The curfew, brought in given the increase in Covid-19 infections in this second wave of the pandemic, applies to the entire country, except for the Canary Islands. Exceptions for the rule include those who need to go out for work purposes or to care for an elderly person, among other reasons.
The state of alarm allows for the limitation of private and public gatherings to six people. It will be up to regional authorities to apply the new restrictions.
Regional governments will be able to ban travel to other regions, or restrict movement between smaller areas.
The prime minister stressed, as he did in his speech on Friday, that he wanted to avoid a repeat of the total lockdown in March when people were confined to their homes.
"There's no general confinement in this new state of alarm, but we should stay at home as much as possible," said Sánchez.

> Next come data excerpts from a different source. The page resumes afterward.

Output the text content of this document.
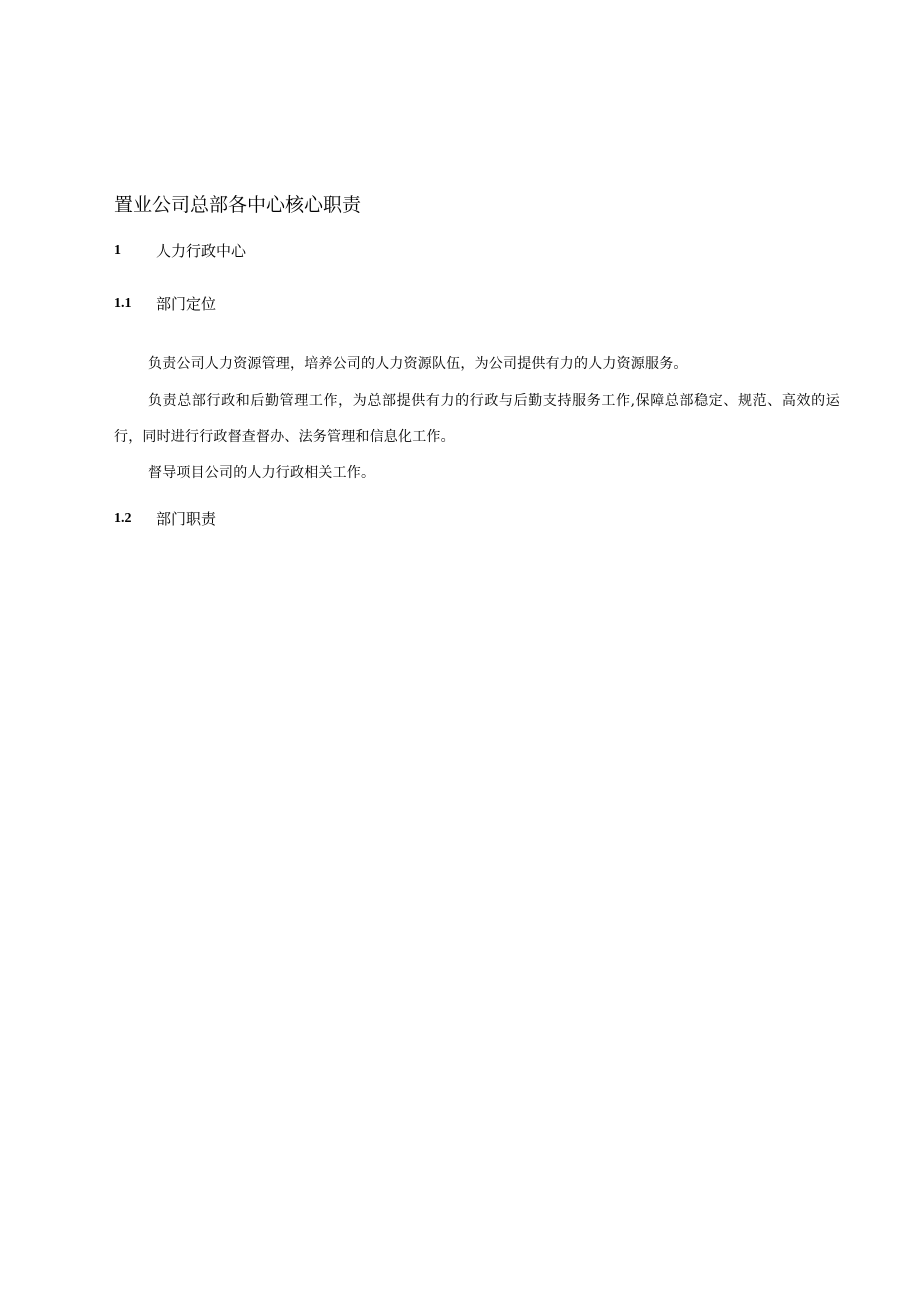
置业公司总部各中心核心职责
1 人力行政中心
1.1 部门定位

负责公司人力资源管理，培养公司的人力资源队伍，为公司提供有力的人力资源服务。

负责总部行政和后勤管理工作，为总部提供有力的行政与后勤支持服务工作,保障总部稳定、规范、高效的运行，同时进行行政督查督办、法务管理和信息化工作。

督导项目公司的人力行政相关工作。

1.2 部门职责
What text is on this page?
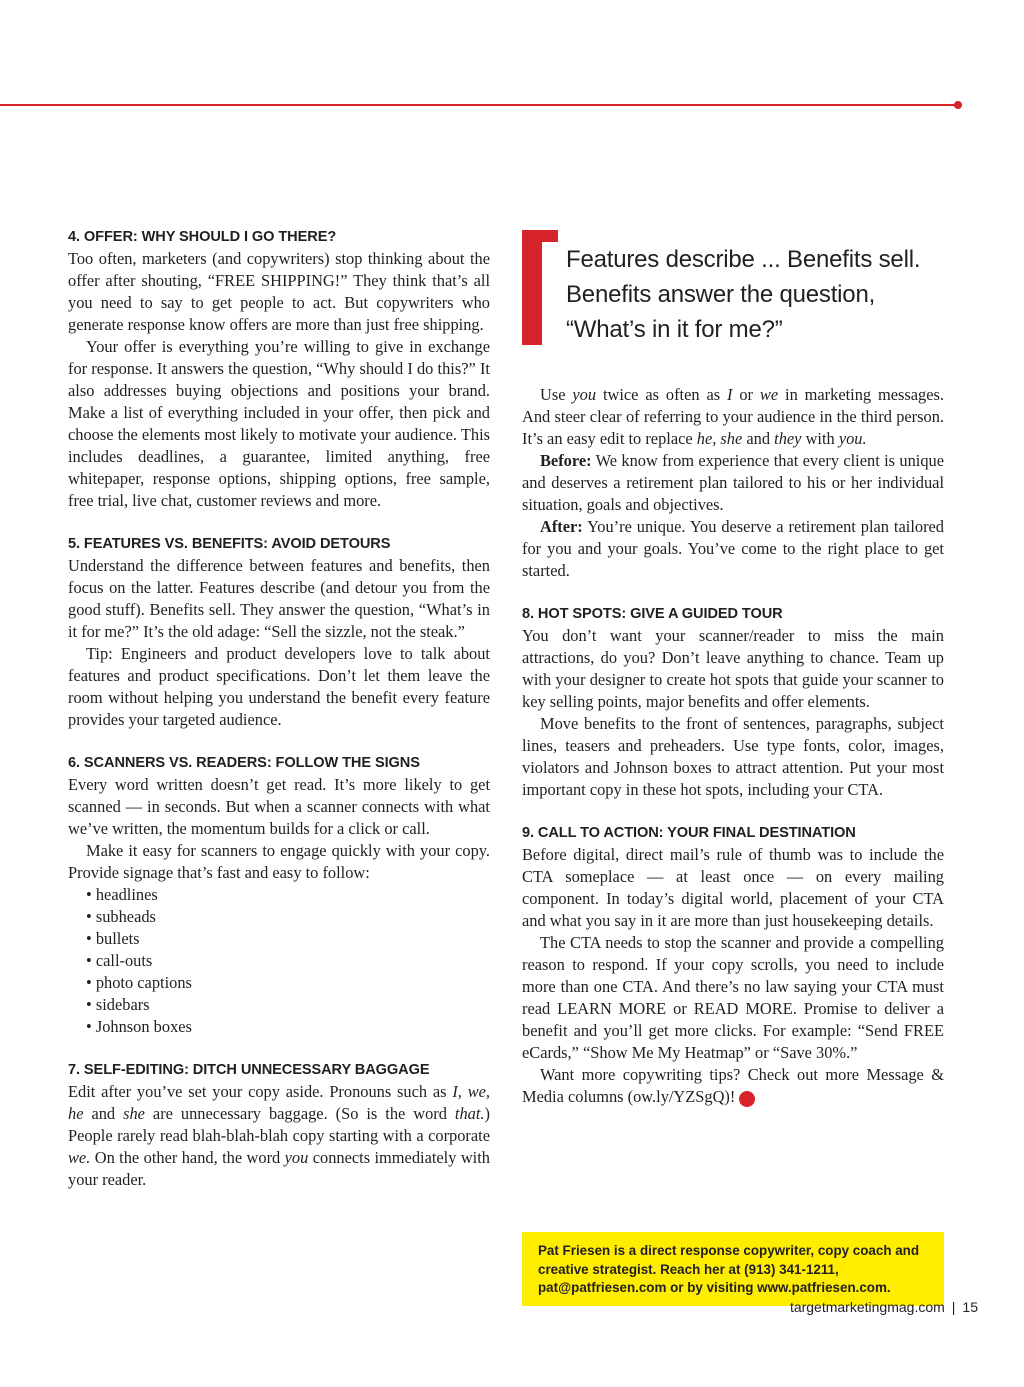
4. OFFER: WHY SHOULD I GO THERE?

Too often, marketers (and copywriters) stop thinking about the offer after shouting, “FREE SHIPPING!” They think that’s all you need to say to get people to act. But copywriters who generate response know offers are more than just free shipping.

Your offer is everything you’re willing to give in exchange for response. It answers the question, “Why should I do this?” It also addresses buying objections and positions your brand. Make a list of everything included in your offer, then pick and choose the elements most likely to motivate your audience. This includes deadlines, a guarantee, limited anything, free whitepaper, response options, shipping options, free sample, free trial, live chat, customer reviews and more.

5. FEATURES VS. BENEFITS: AVOID DETOURS

Understand the difference between features and benefits, then focus on the latter. Features describe (and detour you from the good stuff). Benefits sell. They answer the question, “What’s in it for me?” It’s the old adage: “Sell the sizzle, not the steak.”

Tip: Engineers and product developers love to talk about features and product specifications. Don’t let them leave the room without helping you understand the benefit every feature provides your targeted audience.

6. SCANNERS VS. READERS: FOLLOW THE SIGNS

Every word written doesn’t get read. It’s more likely to get scanned — in seconds. But when a scanner connects with what we’ve written, the momentum builds for a click or call.

Make it easy for scanners to engage quickly with your copy. Provide signage that’s fast and easy to follow:

• headlines
• subheads
• bullets
• call-outs
• photo captions
• sidebars
• Johnson boxes
7. SELF-EDITING: DITCH UNNECESSARY BAGGAGE

Edit after you’ve set your copy aside. Pronouns such as I, we, he and she are unnecessary baggage. (So is the word that.) People rarely read blah-blah-blah copy starting with a corporate we. On the other hand, the word you connects immediately with your reader.

Features describe ... Benefits sell. Benefits answer the question, “What’s in it for me?”

Use you twice as often as I or we in marketing messages. And steer clear of referring to your audience in the third person. It’s an easy edit to replace he, she and they with you.

Before: We know from experience that every client is unique and deserves a retirement plan tailored to his or her individual situation, goals and objectives.

After: You’re unique. You deserve a retirement plan tailored for you and your goals. You’ve come to the right place to get started.

8. HOT SPOTS: GIVE A GUIDED TOUR

You don’t want your scanner/reader to miss the main attractions, do you? Don’t leave anything to chance. Team up with your designer to create hot spots that guide your scanner to key selling points, major benefits and offer elements.

Move benefits to the front of sentences, paragraphs, subject lines, teasers and preheaders. Use type fonts, color, images, violators and Johnson boxes to attract attention. Put your most important copy in these hot spots, including your CTA.

9. CALL TO ACTION: YOUR FINAL DESTINATION

Before digital, direct mail’s rule of thumb was to include the CTA someplace — at least once — on every mailing component. In today’s digital world, placement of your CTA and what you say in it are more than just housekeeping details.

The CTA needs to stop the scanner and provide a compelling reason to respond. If your copy scrolls, you need to include more than one CTA. And there’s no law saying your CTA must read LEARN MORE or READ MORE. Promise to deliver a benefit and you’ll get more clicks. For example: “Send FREE eCards,” “Show Me My Heatmap” or “Save 30%.”

Want more copywriting tips? Check out more Message & Media columns (ow.ly/YZSgQ)!	TM

Pat Friesen is a direct response copywriter, copy coach and creative strategist. Reach her at (913) 341-1211, pat@patfriesen.com or by visiting www.patfriesen.com.
targetmarketingmag.com | 15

The prime minister announced the measures after the government declared a new state of alarm to give the national and regional governments the powers to impose harsher restrictions aimed at reducing the spread of coronavirus.
The move was demanded by several regional leaders seeking a legal framework to prevent their measures, especially those restricting citizens' movement, from being challenged in the courts.
The text of the declaration of the new state of alarm signed by ministers on Sunday stresses the need for MPs to approve a long-term extension, for six months until May 2021. The state of alarm can only be declared by a government for two weeks and an extension will have to be debated by MPs in Congreso.
Several regions had already brought in stricter measures this weekend prior to the state of alarm declaration.
Andalucía announced a nighttime curfew for the city of Granada and surrounding towns and villages at the end of last week.
Sánchez's speech on Friday sparked a stream of requests from regional leaders who, given the change in the pandemic for the worse, want to be able to bring in harsher restrictions on movement or curfews without legal problems.
By Saturday morning the Basque Country, Catalonia, Cantabria, Asturias, Extremadura, La Rioja, Navarra, Castilla-La Mancha and the region of Valencia, as well as the city of Melilla has all asked the prime minister to declare a state of alarm. Several months ago, Sánchez had invited regional leaders to call for the measure if they thought it necessary, but until this weekend none had.
Regional authorities stressed the importance of legal backing for their decisions on restrictions, especially after recent cases in which measures have been ruled by courts to be violating civil liberties.
The Spanish Constitution includes the state of alarm as a tool that can be used "in health crises such as pandemics" and allows governments to limit the movement of people at certain times and places.